What has 21 million lines of code, 4000 contributors, and more changes per day than most software projects have in months, or even years? The Linux kernel, of course. In this video, Greg Kroah-Hartman provides an inside view of how the largest, fastest software project of all absorbs so many changes while maintaining a high level of quality and stability.

A Fabulous Machine

Kroah-Hartman presented this talk to Google’s Kubernetes development team. Kubernetes is also undergoing rapid growth, and Kroah-Hartman draws on his extensive experience to provide tips on how to manage such a high-velocity project.

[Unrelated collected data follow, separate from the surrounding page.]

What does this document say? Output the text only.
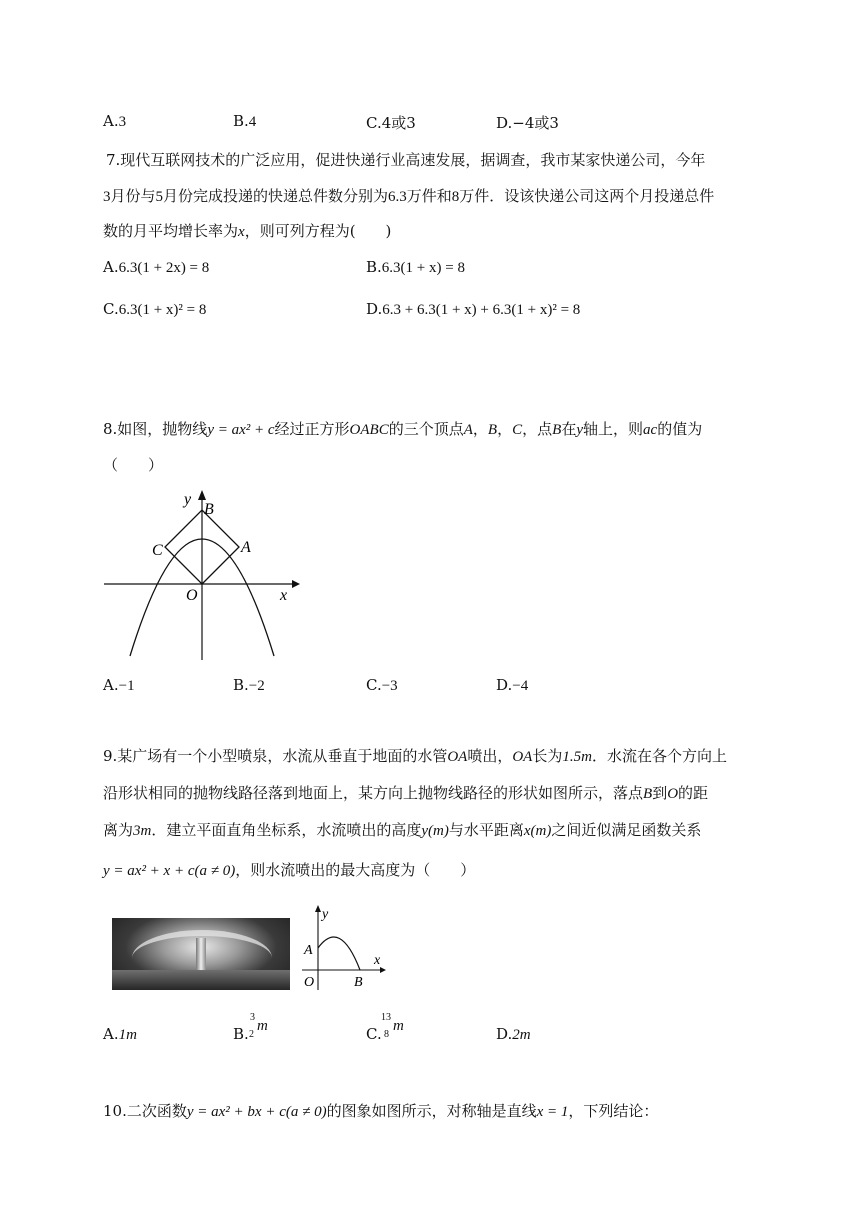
A.3	B.4	C.4或3	D.−4或3
7.现代互联网技术的广泛应用，促进快递行业高速发展，据调查，我市某家快递公司，今年
3月份与5月份完成投递的快递总件数分别为6.3万件和8万件．设该快递公司这两个月投递总件
数的月平均增长率为x，则可列方程为(　　)
A.6.3(1 + 2x) = 8	B.6.3(1 + x) = 8
C.6.3(1 + x)² = 8	D.6.3 + 6.3(1 + x) + 6.3(1 + x)² = 8
8.如图，抛物线y = ax² + c经过正方形OABC的三个顶点A，B，C，点B在y轴上，则ac的值为
（　　）
y
B
A
C
O	x
A.−1	B.−2	C.−3	D.−4
9.某广场有一个小型喷泉，水流从垂直于地面的水管OA喷出，OA长为1.5m．水流在各个方向上
沿形状相同的抛物线路径落到地面上，某方向上抛物线路径的形状如图所示，落点B到O的距
离为3m．建立平面直角坐标系，水流喷出的高度y(m)与水平距离x(m)之间近似满足函数关系
y = ax² + x + c(a ≠ 0)，则水流喷出的最大高度为（　　）
y
A
O	B
x
A.1m	B.
3
2
m	C.
13
8
m	D.2m
10.二次函数y = ax² + bx + c(a ≠ 0)的图象如图所示，对称轴是直线x = 1，下列结论：
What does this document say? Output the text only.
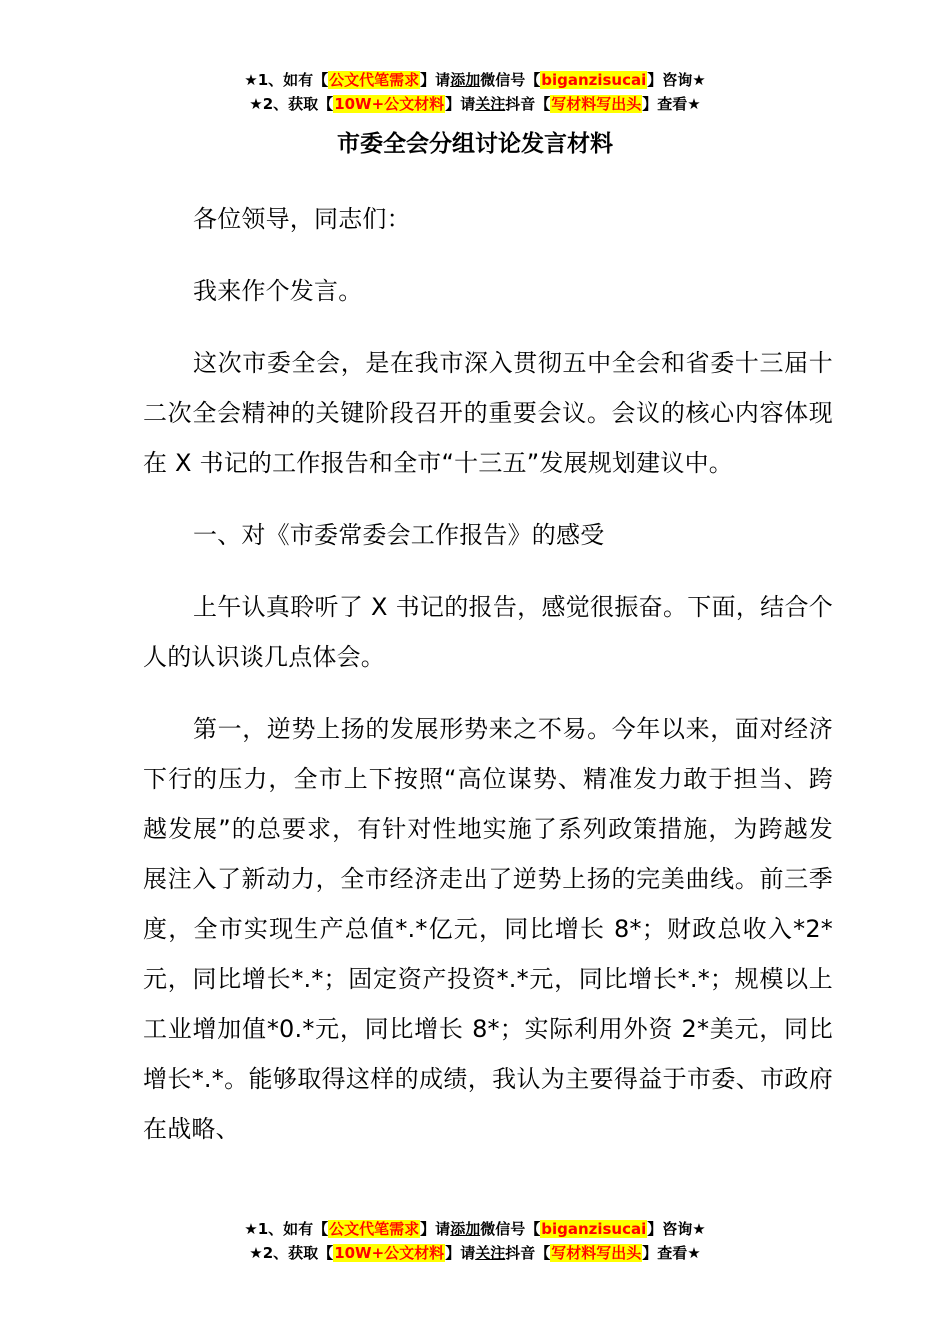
★1、如有【公文代笔需求】请添加微信号【biganzisucai】咨询★
★2、获取【10W+公文材料】请关注抖音【写材料写出头】查看★
市委全会分组讨论发言材料

各位领导，同志们：

我来作个发言。

这次市委全会，是在我市深入贯彻五中全会和省委十三届十二次全会精神的关键阶段召开的重要会议。会议的核心内容体现在 X 书记的工作报告和全市“十三五”发展规划建议中。

一、对《市委常委会工作报告》的感受

上午认真聆听了 X 书记的报告，感觉很振奋。下面，结合个人的认识谈几点体会。

第一，逆势上扬的发展形势来之不易。今年以来，面对经济下行的压力，全市上下按照“高位谋势、精准发力敢于担当、跨越发展”的总要求，有针对性地实施了系列政策措施，为跨越发展注入了新动力，全市经济走出了逆势上扬的完美曲线。前三季度，全市实现生产总值*.*亿元，同比增长 8*；财政总收入*2*元，同比增长*.*；固定资产投资*.*元，同比增长*.*；规模以上工业增加值*0.*元，同比增长 8*；实际利用外资 2*美元，同比增长*.*。能够取得这样的成绩，我认为主要得益于市委、市政府在战略、

★1、如有【公文代笔需求】请添加微信号【biganzisucai】咨询★
★2、获取【10W+公文材料】请关注抖音【写材料写出头】查看★
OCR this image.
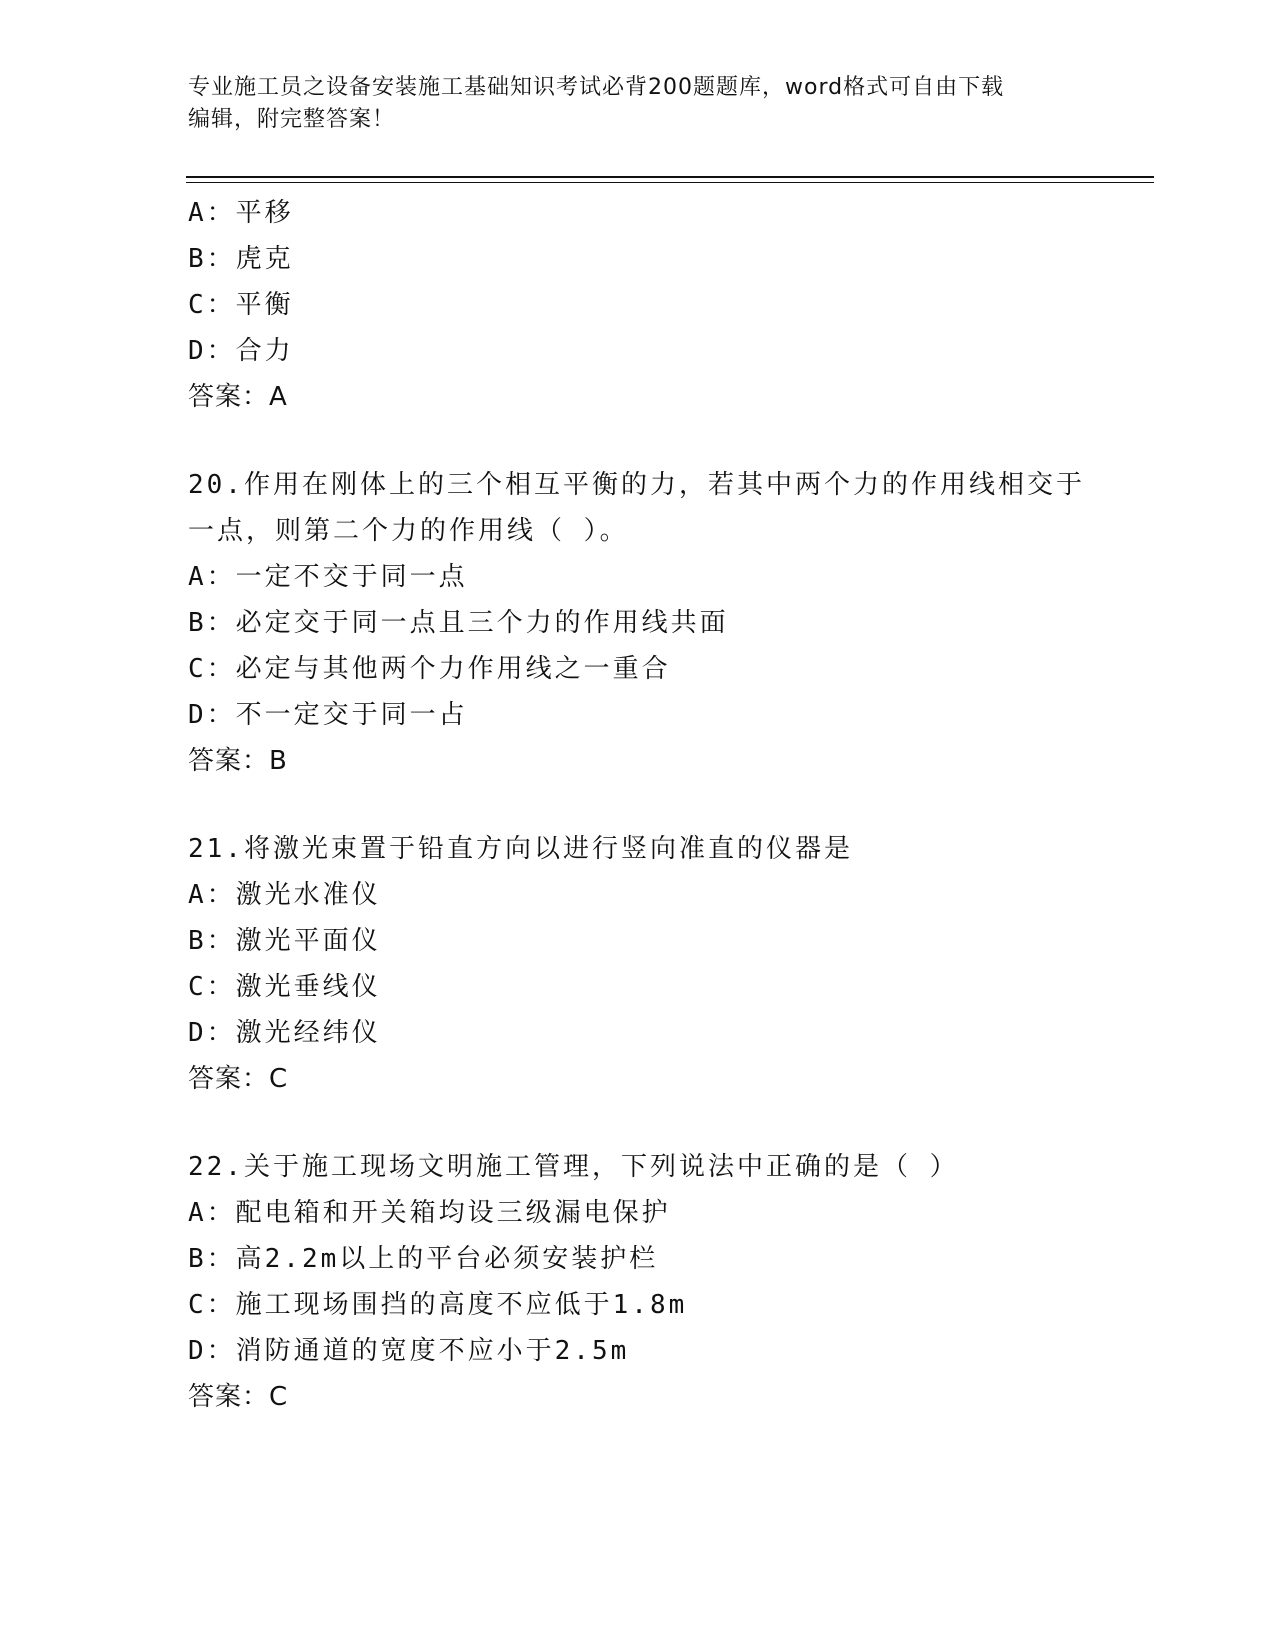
专业施工员之设备安装施工基础知识考试必背200题题库，word格式可自由下载
编辑，附完整答案！
A：平移
B：虎克
C：平衡
D：合力
答案：A
20.作用在刚体上的三个相互平衡的力，若其中两个力的作用线相交于
一点，则第二个力的作用线（ ）。
A：一定不交于同一点
B：必定交于同一点且三个力的作用线共面
C：必定与其他两个力作用线之一重合
D：不一定交于同一占
答案：B
21.将激光束置于铅直方向以进行竖向准直的仪器是
A：激光水准仪
B：激光平面仪
C：激光垂线仪
D：激光经纬仪
答案：C
22.关于施工现场文明施工管理，下列说法中正确的是（ ）
A：配电箱和开关箱均设三级漏电保护
B：高2.2m以上的平台必须安装护栏
C：施工现场围挡的高度不应低于1.8m
D：消防通道的宽度不应小于2.5m
答案：C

The recently released 4.6 kernel contains more than 21,400,000 million lines of code in more than 53,600 files. Of those 21,400,000 million lines of code, only 1.4 million are needed to run your laptop or PC. Smartphones need more, around 2.5 million. (See the video to learn where the remainder go.) The number of contributors always grows, and currently the project includes more than 4000 contributors and nearly 500 companies.

The rate of change is like a high-speed treadmill that never stops. The 4.6 kernel averaged 11,600 lines added, 5800 removed, and 2000 modified per day. The average number of changes per hour was 8.9, and that’s just the number of changes accepted; the average rate of acceptance is one-third to one-half. Somehow, kernel maintainers managed to review 18 to 27 patches per hour.

Greg Kroah-Hartman explains the intricacies of Linux kernel maintenance.
New releases come out about every 2.5 months. Kroah-Hartman says that it is safe to routinely update Linux kernels, and cites how Facebook tested three years of kernel releases, and nothing broke. But, of course, not everyone wants to do this. Enterprise users tend to hang on to old software for years, and some Linux distros, such as Debian Stable, maintain old versions for several years. It is more work to maintain old software because the world moves on, and old code becomes increasingly out of sync.

How does the Linux kernel bridge the gap between old and new? With Linus Torvalds’ ironclad rule of “Never break userspace.”

What Does the Linux Kernel Look Like in the Future?

The Linux kernel was born in 1991. (See the famous debate between a young Linus and computer science professor Andrew Tanenbaum, who said that Linus was wrong about everything.) Its rate of adoption and growth is phenomenal, and Linus thinks it can go faster. At a mere 25 years old, it is still a youth. And, so many advances in computer technology are ephemeral. Where are your 5.25″ floppy disks? CRT monitors? DB-25 printer ports? Now Apple is trying to do away with the 3.5mm headphone jack. 

With all the buzz around containers and abstracting datacenter resources into clouds, what does the Linux kernel look like in the future? Will the future of tech reinvent everything we use now to run in large-scale distributed environments?

David Aronchick, Kubernetes product manager, says there will be room for the old and new. “I think that distributed computing is a paradigm shift, and folks will be able to focus on applications (not kernels) if it suits them. But not everyone! There will be places for folks up and down the stack. Distributed computing comes when you need more than a single device can provide. It’s highly unlikely the brakes on your car, your radio or your PC will ever need to be part of a distributed cluster.”

So, young Tuxes, if your desire is to become a Linux kernel contributor, there is plenty of opportunity. How do you get started? How do kernel maintainers keep their sanity in such a whirlwind? How do they maintain a high level of quality and rapid development? Kroah-Hartman is an excellent guide for any new contributor.

Watch the complete presentation below to learn how it all works and where to start.

Greg Kroah-Hartman is a Linux Foundation Fellow, and a longtime kernel contributor and maintainer. He maintains the stable kernel branch and several subsystems including USB, the TTY layer, and sysfs, and contributes to the annual Who Writes Linux report. He wrote Linux Device Drivers and Linux Kernel in a Nutshell, is a popular speaker, and founded the Linux Driver Project, which has been very successful in bringing hardware vendors into the Linux fold.